Trump ordered the deployment of U. S. aid after he spoke to Mexican President Enrique Peña Nieto by phone Wednesday, a day after the violent magnitude 7.1 temblor shook central Mexico. The earthquake brought down dozens of multistory buildings and killed at least 286 people across five states and the country’s densely packed capital.
Trump had drawn criticism earlier in the month after he waited a week to call Peña Nieto to offer condolences after Mexico was hit by another devastating earthquake, this one off its southern coast, which killed at least 98 people.
This time, the U. S. Agency for International Development sent its Disaster Assistance Response Team within hours of the earthquake, along with dozens of firefighters from the Los Angeles County Fire Department ’s Urban Search and Rescue team. The rescuers arrived with 65,000 pounds of equipment, according to U. S. Ambassador to Mexico Roberta Jacobson.

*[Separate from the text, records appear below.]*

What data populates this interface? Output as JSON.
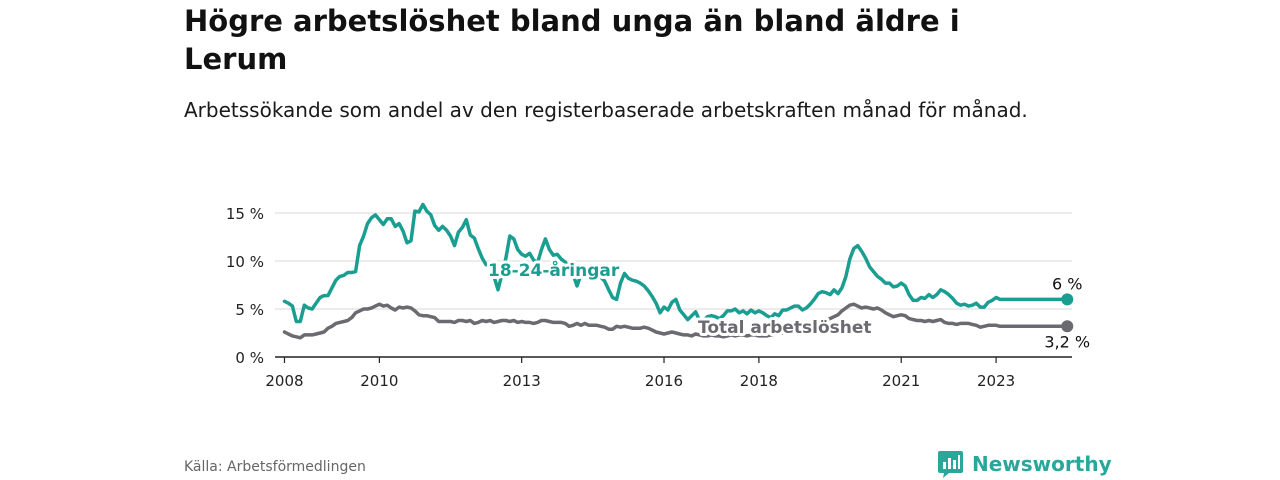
{
  "title": "Högre arbetslöshet bland unga än bland äldre i Lerum",
  "subtitle": "Arbetssökande som andel av den registerbaserade arbetskraften månad för månad.",
  "source": "Källa: Arbetsförmedlingen",
  "brand": {
    "name": "Newsworthy",
    "logo_icon": "newsworthy-logo-icon",
    "color": "#2aa79b"
  },
  "chart_data": {
    "type": "line",
    "x_start": 2008.0,
    "x_step_months": 1,
    "xlim": [
      2007.8,
      2024.6
    ],
    "ylim": [
      0,
      15
    ],
    "yticks": [
      0,
      5,
      10,
      15
    ],
    "ytick_labels": [
      "0 %",
      "5 %",
      "10 %",
      "15 %"
    ],
    "xticks": [
      2008,
      2010,
      2013,
      2016,
      2018,
      2021,
      2023
    ],
    "xtick_labels": [
      "2008",
      "2010",
      "2013",
      "2016",
      "2018",
      "2021",
      "2023"
    ],
    "grid": true,
    "series": [
      {
        "name": "18-24-åringar",
        "color": "#1a9e92",
        "end_label": "6 %",
        "values": [
          5.8,
          5.6,
          5.3,
          3.7,
          3.7,
          5.4,
          5.1,
          5.0,
          5.6,
          6.2,
          6.4,
          6.4,
          7.2,
          8.0,
          8.4,
          8.5,
          8.8,
          8.8,
          8.9,
          11.6,
          12.6,
          13.9,
          14.5,
          14.8,
          14.3,
          13.8,
          14.4,
          14.4,
          13.6,
          13.9,
          13.1,
          11.9,
          12.1,
          15.2,
          15.1,
          15.9,
          15.2,
          14.8,
          13.7,
          13.2,
          13.6,
          13.2,
          12.6,
          11.6,
          13.0,
          13.5,
          14.3,
          12.7,
          12.4,
          11.3,
          10.3,
          9.6,
          9.6,
          8.4,
          7.0,
          8.6,
          10.3,
          12.6,
          12.3,
          11.2,
          10.7,
          10.5,
          10.8,
          10.1,
          9.8,
          11.2,
          12.3,
          11.2,
          10.6,
          10.7,
          10.2,
          9.9,
          9.2,
          8.6,
          7.4,
          8.6,
          9.2,
          9.0,
          8.6,
          8.5,
          8.3,
          7.9,
          7.0,
          6.2,
          6.0,
          7.7,
          8.7,
          8.2,
          8.0,
          7.9,
          7.7,
          7.4,
          6.9,
          6.3,
          5.6,
          4.6,
          5.2,
          4.9,
          5.7,
          6.0,
          4.9,
          4.4,
          3.9,
          4.3,
          4.7,
          3.8,
          3.8,
          4.2,
          4.3,
          4.2,
          4.0,
          4.3,
          4.8,
          4.8,
          5.0,
          4.6,
          4.8,
          4.5,
          4.9,
          4.6,
          4.8,
          4.6,
          4.3,
          4.1,
          4.5,
          4.3,
          4.9,
          4.9,
          5.1,
          5.3,
          5.3,
          4.9,
          5.1,
          5.5,
          6.0,
          6.6,
          6.8,
          6.7,
          6.5,
          7.0,
          6.6,
          7.2,
          8.4,
          10.2,
          11.3,
          11.6,
          11.0,
          10.3,
          9.4,
          8.9,
          8.4,
          8.1,
          7.7,
          7.7,
          7.3,
          7.4,
          7.7,
          7.4,
          6.5,
          5.9,
          5.9,
          6.2,
          6.1,
          6.5,
          6.2,
          6.5,
          7.0,
          6.8,
          6.5,
          6.1,
          5.6,
          5.4,
          5.5,
          5.3,
          5.4,
          5.6,
          5.2,
          5.2,
          5.7,
          5.9,
          6.2,
          6.0,
          6.0,
          6.0,
          6.0,
          6.0,
          6.0,
          6.0,
          6.0,
          6.0,
          6.0,
          6.0,
          6.0,
          6.0,
          6.0,
          6.0,
          6.0,
          6.0,
          6.0
        ]
      },
      {
        "name": "Total arbetslöshet",
        "color": "#6b6a70",
        "end_label": "3,2 %",
        "values": [
          2.6,
          2.4,
          2.2,
          2.1,
          2.0,
          2.3,
          2.3,
          2.3,
          2.4,
          2.5,
          2.6,
          3.0,
          3.2,
          3.5,
          3.6,
          3.7,
          3.8,
          4.1,
          4.6,
          4.8,
          5.0,
          5.0,
          5.1,
          5.3,
          5.5,
          5.3,
          5.4,
          5.1,
          4.9,
          5.2,
          5.1,
          5.2,
          5.1,
          4.8,
          4.4,
          4.3,
          4.3,
          4.2,
          4.1,
          3.7,
          3.7,
          3.7,
          3.7,
          3.6,
          3.8,
          3.8,
          3.7,
          3.8,
          3.5,
          3.6,
          3.8,
          3.7,
          3.8,
          3.6,
          3.7,
          3.8,
          3.8,
          3.7,
          3.8,
          3.6,
          3.7,
          3.6,
          3.6,
          3.5,
          3.6,
          3.8,
          3.8,
          3.7,
          3.6,
          3.6,
          3.6,
          3.5,
          3.2,
          3.3,
          3.5,
          3.3,
          3.5,
          3.3,
          3.3,
          3.3,
          3.2,
          3.1,
          2.9,
          2.9,
          3.2,
          3.1,
          3.2,
          3.1,
          3.0,
          3.0,
          3.0,
          3.1,
          3.0,
          2.8,
          2.6,
          2.5,
          2.4,
          2.5,
          2.6,
          2.5,
          2.4,
          2.3,
          2.3,
          2.2,
          2.4,
          2.3,
          2.2,
          2.2,
          2.3,
          2.2,
          2.2,
          2.1,
          2.2,
          2.3,
          2.2,
          2.3,
          2.3,
          2.2,
          2.3,
          2.3,
          2.2,
          2.2,
          2.2,
          2.3,
          2.4,
          2.5,
          2.5,
          2.7,
          2.8,
          2.9,
          3.1,
          3.2,
          3.4,
          3.6,
          3.7,
          3.8,
          3.8,
          3.9,
          4.0,
          4.2,
          4.4,
          4.8,
          5.1,
          5.4,
          5.5,
          5.3,
          5.1,
          5.2,
          5.1,
          5.0,
          5.1,
          4.9,
          4.6,
          4.4,
          4.2,
          4.3,
          4.4,
          4.3,
          4.0,
          3.9,
          3.8,
          3.8,
          3.7,
          3.8,
          3.7,
          3.8,
          3.9,
          3.6,
          3.5,
          3.5,
          3.4,
          3.5,
          3.5,
          3.5,
          3.4,
          3.3,
          3.1,
          3.2,
          3.3,
          3.3,
          3.3,
          3.2,
          3.2,
          3.2,
          3.2,
          3.2,
          3.2,
          3.2,
          3.2,
          3.2,
          3.2,
          3.2,
          3.2,
          3.2,
          3.2,
          3.2,
          3.2,
          3.2,
          3.2
        ]
      }
    ]
  }
}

Jacobson met with the aid team Thursday at their base of operations at a sports complex near Mexico City’s airport. Firefighters rushed around, loading equipment onto large trucks to be taken to disaster sites.
No matter the politics of any given moment, “when something like this happens, we come together,” Jacobson said. « When we see tragedies in the U. S. or Mexico, the best of our people and both of our countries arises.”
With the chance of finding survivors still trapped under the rubble growing less likely every hour, the team has focused most of its efforts for now on identifying rescue sites where there still may be people buried alive. The team brought advanced listening equipment that can detect the faintest tapping sounds as well as long, flexible search cameras that allow rescuers to peer into deep crevices.
Dennis Cross, task force leader of the search and rescue team, said they had gotten a “hit” — evidence of survivors — at least two locations.
The team brought heavy equipment and chainsaws that can breach and break cinder block and cut through rebar and concrete, he said.
Later, the team will conduct damage assessments of structures affected by the quake. Hundreds of buildings in Mexico City’s center were damaged, according to authorities, and many were partially crumbling or had deep cracks in their walls. Several collapsed hours after the quake, trapping people inside. Some residents, fearing that aftershocks could topple more buildings, chose to sleep in the streets rather than in their homes.
In the past, the L.A. County team has responded to disasters around the world, including to earthquakes in Haiti, Japan and Nepal.
“We go anywhere,” Cross said. Politics never enter into the equation, he said.
The team from California, with several Mexican American members, has a special connection to Mexico, he said.
“Mexico is a great neighbor,” he said. “We have a unique connection.”